I thought these verses and links might be helpful to this discussion:
Jeremiah 7:16-19
16 Therefore pray not thou for this people, neither lift up cry nor prayer for them, neither make intercession to me: for I will not hear thee.
17 Seest thou not what they do in the cities of Judah and in the streets of Jerusalem?
18 The children gather wood, and the fathers kindle the fire, and the women knead their dough, to make cakes to the
queen of heaven, and to
pour out drink offerings unto other gods, that they may provoke me to anger.
19 Do they provoke me to anger? saith the Lord: do they not provoke themselves to the confusion of their own faces?
Jeremiah 44:25-27
25 Thus saith the Lord of hosts, the God of Israel, saying; Ye and your wives have both spoken with your mouths, and fulfilled with your hand, saying,
We will surely perform our vows that we have vowed, to burn incense to the
queen of heaven, and to pour out drink offerings unto her: ye will
surely accomplish your vows, and surely perform your vows.
26 Therefore hear ye the word of the Lord, all Judah that dwell in the land of Egypt; Behold, I have sworn by my great name, saith the Lord, that my
name shall no more be named in the mouth of any man of Judah in all the land of Egypt, saying, The Lord God liveth.
27 Behold, I will watch over them for evil, and not for good: and all the men of Judah that are in the land of Egypt shall be consumed by the sword
and by the famine, until there be an end of them.
According to archaeologists, this "queen of heaven" that was being worshiped in Israel was Asherah.
BILL DEVER: I discovered a Hebrew inscription of the eighth century BCE. And it gives the name of the deceased, and says, "blessed may X be by
Yahweh," that's good biblical Hebrew. But it says, "by Yahweh and his Asherah." And Asherah is the name of the old Canaanite mother goddess, the
consort of the El, the principal deity of the Canaanite pantheon.
DAVID LEVIN: So why would a Hebrew inscription mention Yahweh with another diety?

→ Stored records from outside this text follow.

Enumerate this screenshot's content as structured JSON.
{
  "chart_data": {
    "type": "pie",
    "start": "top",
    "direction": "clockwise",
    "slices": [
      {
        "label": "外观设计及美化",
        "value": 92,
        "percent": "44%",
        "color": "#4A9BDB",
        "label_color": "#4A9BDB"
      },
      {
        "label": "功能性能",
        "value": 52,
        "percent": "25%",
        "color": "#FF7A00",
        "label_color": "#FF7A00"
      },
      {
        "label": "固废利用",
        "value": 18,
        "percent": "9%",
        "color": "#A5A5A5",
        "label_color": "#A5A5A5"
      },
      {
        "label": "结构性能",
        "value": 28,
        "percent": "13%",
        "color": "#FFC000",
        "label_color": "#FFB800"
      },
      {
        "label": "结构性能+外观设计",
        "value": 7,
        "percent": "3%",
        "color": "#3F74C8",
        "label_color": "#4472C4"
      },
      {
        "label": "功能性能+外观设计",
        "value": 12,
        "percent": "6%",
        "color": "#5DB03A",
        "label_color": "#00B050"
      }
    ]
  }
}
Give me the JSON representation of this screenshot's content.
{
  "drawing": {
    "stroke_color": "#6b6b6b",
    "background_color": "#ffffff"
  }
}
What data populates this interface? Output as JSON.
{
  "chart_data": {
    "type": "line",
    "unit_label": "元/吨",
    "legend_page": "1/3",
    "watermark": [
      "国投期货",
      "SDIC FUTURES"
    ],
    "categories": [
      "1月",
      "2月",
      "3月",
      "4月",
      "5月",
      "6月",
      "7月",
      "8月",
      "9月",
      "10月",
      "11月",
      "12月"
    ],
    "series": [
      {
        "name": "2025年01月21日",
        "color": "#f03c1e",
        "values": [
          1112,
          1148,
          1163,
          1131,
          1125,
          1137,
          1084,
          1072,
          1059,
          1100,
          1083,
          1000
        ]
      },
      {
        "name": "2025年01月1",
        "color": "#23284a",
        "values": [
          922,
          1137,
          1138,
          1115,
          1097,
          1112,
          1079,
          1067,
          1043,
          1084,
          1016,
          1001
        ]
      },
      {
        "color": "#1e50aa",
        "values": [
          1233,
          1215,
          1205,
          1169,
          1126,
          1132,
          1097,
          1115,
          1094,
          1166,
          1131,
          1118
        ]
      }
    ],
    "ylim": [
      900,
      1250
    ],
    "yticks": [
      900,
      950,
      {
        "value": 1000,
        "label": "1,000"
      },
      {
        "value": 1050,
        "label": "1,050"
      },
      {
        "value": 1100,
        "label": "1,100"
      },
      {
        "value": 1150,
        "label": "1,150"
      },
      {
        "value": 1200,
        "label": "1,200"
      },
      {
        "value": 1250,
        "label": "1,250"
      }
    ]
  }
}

BILL DEVER: Well, in popular religion, they were a pair. I think Asherah was widely venerated in ancient Israel. If you look at Second Kings 23, which
describes the reforms of King Josiah in the late seventh century, he talks about purging the temple of all the cult paraphernalia of Asherah. So the
popular cult so-called folk religion even penetrated the temple in Jerusalem. This is the extent to which the old Canaanite cults prevailed despite
the ideal in the Hebrew Bible of monotheism. That's the ideal. The reality was very different.
www.pbs.org...
More on Asherah...
en.wikipedia.org...
As for the angels, many of them also became fallen when they tried to get the Israelites to worship them as well, as told in the book of Enoch. This
is why most of it was wiped out and worship of the one true God followed.